I may be wrong about something else, too. I've often wondered how things might have turned out, climatewise, had we adopted the environmental philosophies of the indigenous Americans. Somehow, I just can't picture them destroying the very source of all life as we know it. That would be insane.



  1. Coincidentally, this evening I've been reading about this very topic:

    "Californians, coming from a culture that has literally paved over nature, no longer fear the sun. On the contrary, they've come to think they enjoy it. Polynesians, on the other hand, have a more realistic view of what the sun is (i.e., nature) and duly avoid it. The Micronesian defecates in the lagoon; the Californian takes pictures of it (the lagoon) and hangs it in his living room. It is naïve to believe that people living in greater contact with nature are more harmonious with it, or somehow happier, or experience less stress in life." —Anthony Marais, DELUSIONISM, 2008

    A friend recently shared this thought with me: "Part of the problem is that humans do not respond to change as we used to. Way back in the day, when the temperature would drop we'd move south to make sure the temperature seemed constant. In doing so, we preserved our health and our access to natural resources. Now we stick our heels in the ground and shake our fists at the cold winter. Or the hot summer. That we observe things from a different perspective does not grant us the ability or the right to judge good and bad. Our function as animals is to adapt to changing conditions. To insist on a status quo is not only illogical and egotistical, it is death. (The Vikings in Greenland refused to change their cultural ways when the temperature dropped in the years between 1343 and 1362. They all died.)"

  2. I can't help but think that any culture would eventually get around to industrialzing etc, or being assimilated by another bigger angrier more ambitious culture ...so it all ends up the same...Now i wonder, If the indian hadn't been swamped by us, do you think this land would have been eventually Canada or Mexico?

  3. I think the fundamental delusion isn't so much that contact with nature equals harmony as the expectation that the road goes on forever, and the party never ends. A culture that relies on plastic can't be surprised when the toxic stuff (along with the products and byproducts of its creation) eventually permeates the planet, finding its way into every organism that relies on water for its existence. A culture that uses coal for producing energy and internal combustion for locomotion shouldn't be surprised when breathing becomes difficult. A culture that can't see the trees for the strip malls can't complain when their skin takes on the pallor of the dead fish washing up on their beachfront properties.
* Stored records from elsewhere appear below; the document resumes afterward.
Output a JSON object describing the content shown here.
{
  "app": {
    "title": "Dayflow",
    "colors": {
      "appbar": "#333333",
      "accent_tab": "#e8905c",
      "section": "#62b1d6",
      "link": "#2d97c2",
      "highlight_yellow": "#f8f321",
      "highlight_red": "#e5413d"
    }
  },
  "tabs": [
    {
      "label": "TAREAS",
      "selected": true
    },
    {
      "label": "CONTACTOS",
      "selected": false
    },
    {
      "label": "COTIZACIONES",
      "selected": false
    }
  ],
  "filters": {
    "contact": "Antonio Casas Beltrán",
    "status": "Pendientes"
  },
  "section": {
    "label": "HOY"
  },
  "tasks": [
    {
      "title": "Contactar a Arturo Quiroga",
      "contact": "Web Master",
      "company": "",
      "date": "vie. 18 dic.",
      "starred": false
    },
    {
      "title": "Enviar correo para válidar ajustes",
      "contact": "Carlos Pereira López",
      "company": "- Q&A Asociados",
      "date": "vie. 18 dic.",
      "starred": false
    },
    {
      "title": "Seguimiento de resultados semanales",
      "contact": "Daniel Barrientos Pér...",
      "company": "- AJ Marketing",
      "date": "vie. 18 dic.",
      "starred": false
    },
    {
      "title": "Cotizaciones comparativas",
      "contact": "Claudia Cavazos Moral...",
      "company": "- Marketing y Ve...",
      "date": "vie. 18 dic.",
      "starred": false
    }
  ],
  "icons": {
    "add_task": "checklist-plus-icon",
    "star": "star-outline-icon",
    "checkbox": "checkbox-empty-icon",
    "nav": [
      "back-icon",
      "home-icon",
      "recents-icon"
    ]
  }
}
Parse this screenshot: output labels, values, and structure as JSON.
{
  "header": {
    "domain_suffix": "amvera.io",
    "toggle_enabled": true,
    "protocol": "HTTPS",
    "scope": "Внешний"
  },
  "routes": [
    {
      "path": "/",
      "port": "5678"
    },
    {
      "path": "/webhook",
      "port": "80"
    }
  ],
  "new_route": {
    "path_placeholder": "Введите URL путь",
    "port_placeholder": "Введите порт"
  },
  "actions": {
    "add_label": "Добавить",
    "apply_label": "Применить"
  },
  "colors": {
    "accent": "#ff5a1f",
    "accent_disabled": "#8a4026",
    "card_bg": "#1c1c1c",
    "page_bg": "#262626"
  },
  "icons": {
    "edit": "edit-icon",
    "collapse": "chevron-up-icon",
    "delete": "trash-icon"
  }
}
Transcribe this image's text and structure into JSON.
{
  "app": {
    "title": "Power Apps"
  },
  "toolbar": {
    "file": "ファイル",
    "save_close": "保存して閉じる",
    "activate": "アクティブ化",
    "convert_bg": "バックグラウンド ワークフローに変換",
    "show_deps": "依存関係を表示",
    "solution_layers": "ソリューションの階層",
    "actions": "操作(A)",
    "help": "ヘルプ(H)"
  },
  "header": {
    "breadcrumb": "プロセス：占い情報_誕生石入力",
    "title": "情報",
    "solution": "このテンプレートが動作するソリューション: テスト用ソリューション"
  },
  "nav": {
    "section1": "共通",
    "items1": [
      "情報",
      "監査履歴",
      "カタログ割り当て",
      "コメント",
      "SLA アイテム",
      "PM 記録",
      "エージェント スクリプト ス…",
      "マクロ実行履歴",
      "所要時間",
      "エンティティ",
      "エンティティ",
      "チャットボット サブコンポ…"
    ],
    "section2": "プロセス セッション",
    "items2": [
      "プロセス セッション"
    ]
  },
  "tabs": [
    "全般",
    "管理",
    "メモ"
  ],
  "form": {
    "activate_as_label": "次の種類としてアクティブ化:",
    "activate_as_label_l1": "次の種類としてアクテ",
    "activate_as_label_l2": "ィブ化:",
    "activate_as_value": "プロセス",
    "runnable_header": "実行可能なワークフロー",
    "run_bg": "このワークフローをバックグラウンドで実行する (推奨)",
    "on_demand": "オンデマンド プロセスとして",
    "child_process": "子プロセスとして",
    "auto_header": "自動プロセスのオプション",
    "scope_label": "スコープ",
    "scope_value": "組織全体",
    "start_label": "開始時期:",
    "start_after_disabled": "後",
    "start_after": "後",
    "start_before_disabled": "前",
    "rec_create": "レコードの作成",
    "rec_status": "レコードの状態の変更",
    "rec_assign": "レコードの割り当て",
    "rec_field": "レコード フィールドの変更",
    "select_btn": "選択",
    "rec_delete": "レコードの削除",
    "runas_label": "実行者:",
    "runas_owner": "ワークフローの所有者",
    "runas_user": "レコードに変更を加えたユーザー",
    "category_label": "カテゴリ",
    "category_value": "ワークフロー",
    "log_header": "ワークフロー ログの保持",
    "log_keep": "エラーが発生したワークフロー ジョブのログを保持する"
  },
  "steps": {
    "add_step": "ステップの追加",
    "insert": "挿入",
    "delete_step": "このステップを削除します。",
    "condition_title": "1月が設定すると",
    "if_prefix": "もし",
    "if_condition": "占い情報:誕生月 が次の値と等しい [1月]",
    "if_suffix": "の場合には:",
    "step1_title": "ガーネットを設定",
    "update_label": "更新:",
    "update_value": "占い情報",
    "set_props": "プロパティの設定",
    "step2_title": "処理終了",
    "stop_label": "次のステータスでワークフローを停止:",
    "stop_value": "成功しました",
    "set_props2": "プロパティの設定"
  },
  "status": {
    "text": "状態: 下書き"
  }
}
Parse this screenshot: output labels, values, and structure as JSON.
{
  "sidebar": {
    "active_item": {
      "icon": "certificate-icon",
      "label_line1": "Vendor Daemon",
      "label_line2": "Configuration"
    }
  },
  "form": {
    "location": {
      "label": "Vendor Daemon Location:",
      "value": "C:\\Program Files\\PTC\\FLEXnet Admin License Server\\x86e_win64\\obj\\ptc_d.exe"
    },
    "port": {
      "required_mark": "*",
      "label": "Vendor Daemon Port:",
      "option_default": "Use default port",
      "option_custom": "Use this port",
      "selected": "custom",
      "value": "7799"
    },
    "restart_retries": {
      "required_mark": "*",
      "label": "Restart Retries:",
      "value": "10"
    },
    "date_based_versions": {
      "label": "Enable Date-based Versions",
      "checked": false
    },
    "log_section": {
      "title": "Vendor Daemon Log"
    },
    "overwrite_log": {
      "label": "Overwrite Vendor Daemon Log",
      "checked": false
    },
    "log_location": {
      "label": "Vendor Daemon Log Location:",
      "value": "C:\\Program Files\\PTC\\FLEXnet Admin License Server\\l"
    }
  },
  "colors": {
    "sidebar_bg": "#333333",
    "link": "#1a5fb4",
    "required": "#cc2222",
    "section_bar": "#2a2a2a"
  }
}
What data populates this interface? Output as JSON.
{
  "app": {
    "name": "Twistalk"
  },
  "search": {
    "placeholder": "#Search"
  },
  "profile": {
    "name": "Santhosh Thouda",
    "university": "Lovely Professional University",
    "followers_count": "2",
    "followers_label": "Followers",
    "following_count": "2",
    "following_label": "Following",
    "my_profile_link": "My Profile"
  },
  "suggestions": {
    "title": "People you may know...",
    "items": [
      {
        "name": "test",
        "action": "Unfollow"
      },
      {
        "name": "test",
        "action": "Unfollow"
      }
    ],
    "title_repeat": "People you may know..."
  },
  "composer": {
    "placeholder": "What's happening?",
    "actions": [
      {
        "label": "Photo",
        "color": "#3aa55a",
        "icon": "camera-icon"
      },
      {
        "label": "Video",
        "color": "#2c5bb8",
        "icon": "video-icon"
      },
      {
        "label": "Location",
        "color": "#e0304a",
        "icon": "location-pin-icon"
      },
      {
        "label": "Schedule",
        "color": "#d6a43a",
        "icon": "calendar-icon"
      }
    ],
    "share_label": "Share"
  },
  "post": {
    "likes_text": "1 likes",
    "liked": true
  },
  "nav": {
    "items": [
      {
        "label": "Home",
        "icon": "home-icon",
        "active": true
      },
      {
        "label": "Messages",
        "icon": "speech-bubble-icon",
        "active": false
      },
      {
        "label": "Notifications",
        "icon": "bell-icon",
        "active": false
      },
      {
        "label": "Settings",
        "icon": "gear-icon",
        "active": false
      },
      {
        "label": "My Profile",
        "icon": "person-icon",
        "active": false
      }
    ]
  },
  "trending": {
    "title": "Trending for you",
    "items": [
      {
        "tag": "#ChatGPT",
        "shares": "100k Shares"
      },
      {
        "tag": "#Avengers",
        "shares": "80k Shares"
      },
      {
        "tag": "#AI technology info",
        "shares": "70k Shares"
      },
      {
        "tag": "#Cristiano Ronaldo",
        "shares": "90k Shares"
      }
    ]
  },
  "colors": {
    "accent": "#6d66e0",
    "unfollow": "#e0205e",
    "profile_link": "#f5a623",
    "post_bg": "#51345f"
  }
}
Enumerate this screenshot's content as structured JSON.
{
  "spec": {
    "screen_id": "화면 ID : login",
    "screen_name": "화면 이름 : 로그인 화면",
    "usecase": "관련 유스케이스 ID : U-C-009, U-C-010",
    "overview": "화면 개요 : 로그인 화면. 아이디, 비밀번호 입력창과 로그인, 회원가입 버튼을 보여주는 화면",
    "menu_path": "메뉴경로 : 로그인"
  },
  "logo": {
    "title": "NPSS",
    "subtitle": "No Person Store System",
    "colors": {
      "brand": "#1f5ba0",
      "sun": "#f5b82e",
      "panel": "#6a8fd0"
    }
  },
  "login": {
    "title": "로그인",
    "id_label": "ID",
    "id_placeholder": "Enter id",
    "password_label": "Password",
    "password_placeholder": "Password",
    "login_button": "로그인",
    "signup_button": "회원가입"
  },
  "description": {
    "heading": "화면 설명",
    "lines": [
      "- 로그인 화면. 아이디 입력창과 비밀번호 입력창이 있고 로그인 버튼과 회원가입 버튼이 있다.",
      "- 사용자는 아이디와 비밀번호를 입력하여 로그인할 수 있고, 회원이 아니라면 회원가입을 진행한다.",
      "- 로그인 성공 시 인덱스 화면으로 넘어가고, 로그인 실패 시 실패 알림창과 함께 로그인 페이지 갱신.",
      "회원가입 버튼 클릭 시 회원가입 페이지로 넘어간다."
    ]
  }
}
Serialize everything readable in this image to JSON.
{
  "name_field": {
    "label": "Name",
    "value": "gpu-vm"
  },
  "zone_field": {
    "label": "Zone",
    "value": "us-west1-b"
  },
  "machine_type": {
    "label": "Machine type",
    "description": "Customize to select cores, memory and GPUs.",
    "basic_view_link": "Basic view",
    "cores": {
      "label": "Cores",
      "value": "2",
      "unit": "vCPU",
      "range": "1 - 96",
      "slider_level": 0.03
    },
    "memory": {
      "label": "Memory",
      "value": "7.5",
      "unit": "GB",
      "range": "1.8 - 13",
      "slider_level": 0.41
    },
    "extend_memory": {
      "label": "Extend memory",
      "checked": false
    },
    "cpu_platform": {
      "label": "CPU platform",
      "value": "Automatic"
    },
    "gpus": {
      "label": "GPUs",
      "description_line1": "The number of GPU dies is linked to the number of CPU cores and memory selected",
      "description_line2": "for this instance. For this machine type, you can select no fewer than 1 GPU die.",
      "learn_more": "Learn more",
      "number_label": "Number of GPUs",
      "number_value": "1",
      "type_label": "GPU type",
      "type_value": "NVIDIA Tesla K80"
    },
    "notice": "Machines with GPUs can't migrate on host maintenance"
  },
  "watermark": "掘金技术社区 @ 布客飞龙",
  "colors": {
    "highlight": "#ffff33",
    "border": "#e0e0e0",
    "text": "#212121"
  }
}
It remains to be seen how adaptable the human body is to a poisoned planet.

    Industrialized cultures do seem to have a way of assimilating/annihilating all obstacles in their path, but that's true of angry, unindustrialized cultures, too. The common threads of power, greed, and narcissism don't respect geographic boundaries, and have never been contained by them, either. Two countries or a thousand, the problem is the same: I want what I want when I want it, on credit, with no payments until I'm safely in my grave.

    Illogical, egotistical, and deadly indeed.

  4. Anonymous1:27 AM UTC

    I always thought that the people who pollute was some far off idea, and that the trash somehow got there on its own. Or that there were evil people in factories who made it their life purpose to destroy themselves. And everyone else. I was amazed when I began to see the causes of pollution. Things as simple as a mother and her kids, casually and innocently eating outside an eatery... then getting up and walking away, leaving all their trash! Not even noticing what they were doing, not thinking, not paying attention! Why? And not small amounts of trash either: a family's worth. The trash receptacle six inches from their table. People seem to create misery because they are so filled with trash themselves, they cannot even see what they are doing.